# Help me understand Partita IVA, is there an alternative?



## kieronm (Sep 18, 2017)

Hi everyone! I am looking for some financial advice (PARTITA IVA, TAXES ETC) if anyone is able to help me.

I am a UK resident living in Milan at a permanent address and have obtained a fiscal code. I have been offered a job and my prospective employer wants to pay me on a freelance basis as the salary will increase during my first year of employment.

They have recommended I apply for a "Partita IVA." Does anyone have experience with this? I want to understand if it is possible for me to apply and/if there will be heavy taxes on my salary (because if so I would like to negotiate my contract). 

I would also like to know if there is a thriftier way of taking a freelance wage whilst here in Italy, i.e. can I be paid into my English account?

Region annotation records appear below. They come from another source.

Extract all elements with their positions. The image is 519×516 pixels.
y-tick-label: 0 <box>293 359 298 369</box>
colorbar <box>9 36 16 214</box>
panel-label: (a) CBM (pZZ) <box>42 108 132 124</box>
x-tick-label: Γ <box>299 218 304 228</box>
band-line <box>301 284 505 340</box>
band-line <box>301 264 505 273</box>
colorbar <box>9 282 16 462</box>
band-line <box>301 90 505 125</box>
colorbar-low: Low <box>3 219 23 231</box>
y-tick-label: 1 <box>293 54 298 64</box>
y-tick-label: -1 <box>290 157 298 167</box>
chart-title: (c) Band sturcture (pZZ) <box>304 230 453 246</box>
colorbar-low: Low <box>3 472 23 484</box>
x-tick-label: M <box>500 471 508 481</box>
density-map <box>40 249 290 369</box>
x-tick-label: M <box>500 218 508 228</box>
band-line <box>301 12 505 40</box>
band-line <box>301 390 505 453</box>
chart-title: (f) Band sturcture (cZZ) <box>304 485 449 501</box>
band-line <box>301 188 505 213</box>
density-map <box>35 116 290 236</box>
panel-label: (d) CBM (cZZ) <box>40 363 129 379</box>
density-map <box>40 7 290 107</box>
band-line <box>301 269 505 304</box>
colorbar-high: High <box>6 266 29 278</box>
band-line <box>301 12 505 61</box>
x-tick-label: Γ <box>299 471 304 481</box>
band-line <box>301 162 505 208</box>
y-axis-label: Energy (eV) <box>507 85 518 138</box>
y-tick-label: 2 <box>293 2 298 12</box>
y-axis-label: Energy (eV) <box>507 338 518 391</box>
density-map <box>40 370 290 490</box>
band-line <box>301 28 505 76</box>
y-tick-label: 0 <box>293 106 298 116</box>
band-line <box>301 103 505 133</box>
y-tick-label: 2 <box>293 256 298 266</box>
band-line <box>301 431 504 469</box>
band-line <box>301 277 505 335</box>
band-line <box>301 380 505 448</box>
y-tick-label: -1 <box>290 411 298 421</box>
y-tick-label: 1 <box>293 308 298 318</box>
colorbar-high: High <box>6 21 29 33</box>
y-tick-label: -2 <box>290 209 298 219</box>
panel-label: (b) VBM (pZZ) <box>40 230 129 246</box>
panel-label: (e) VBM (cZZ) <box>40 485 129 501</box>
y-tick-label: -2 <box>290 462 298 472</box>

Any help/advice would be great!


----------



## GeordieBorn (Jul 15, 2016)

A quick search of "partita iva in english" would worry me that they are asking! Work in Italy, then you likely have to pay tax there and it will be high!


----------



## KenzoXIV (Nov 13, 2013)

kieronm said:


> Hi everyone! I am looking for some financial advice (PARTITA IVA, TAXES ETC) if anyone is able to help me.
> 
> I am a UK resident living in Milan at a permanent address and have obtained a fiscal code. I have been offered a job and my prospective employer wants to pay me on a freelance basis as the salary will increase during my first year of employment.
> 
> ...


Hi,

A partita IVA is basically a tax code. Taxes are higher in Italy compared to the UK so be prepared to pay a higher amount. Legally this is the way freelance workers tend to go in Italy. Unfortunately being paid into a UK account will make no difference as you have to pay tax in the country which you are legally resident. You can get round this if you stay in Italy less than (I think but you need to google this) 180 days. This will mean you can be resident in a more tax friendly country.

I hope this helps.

Kenzo


----------



## Brit (really) (Sep 6, 2017)

How can you be a UK resident if you have a permanent address in Italy?


----------



## Claudine M. (Aug 30, 2016)

Italians understand permenant residence differently. 'Permenant' just means you have something like a rental contract, for example. They use that contract to help you fill out all the forms to get insurance, cell phones, bank accounts etc. I didn't think they actually expected people to have real residency.

In ireland they just wanted to know that we actually lived in ireland and were expecting to stay, even though we didn't have a rental contract we got a tax number, drivers license and bank account, no problem.

In france I never did figure out exactly how it all worked.
The nice thing was in france was that we could still just go to the doctor, pay for the service, eg. got flue vacination done., without getting all the papers finalized for national health cards and everything.


----------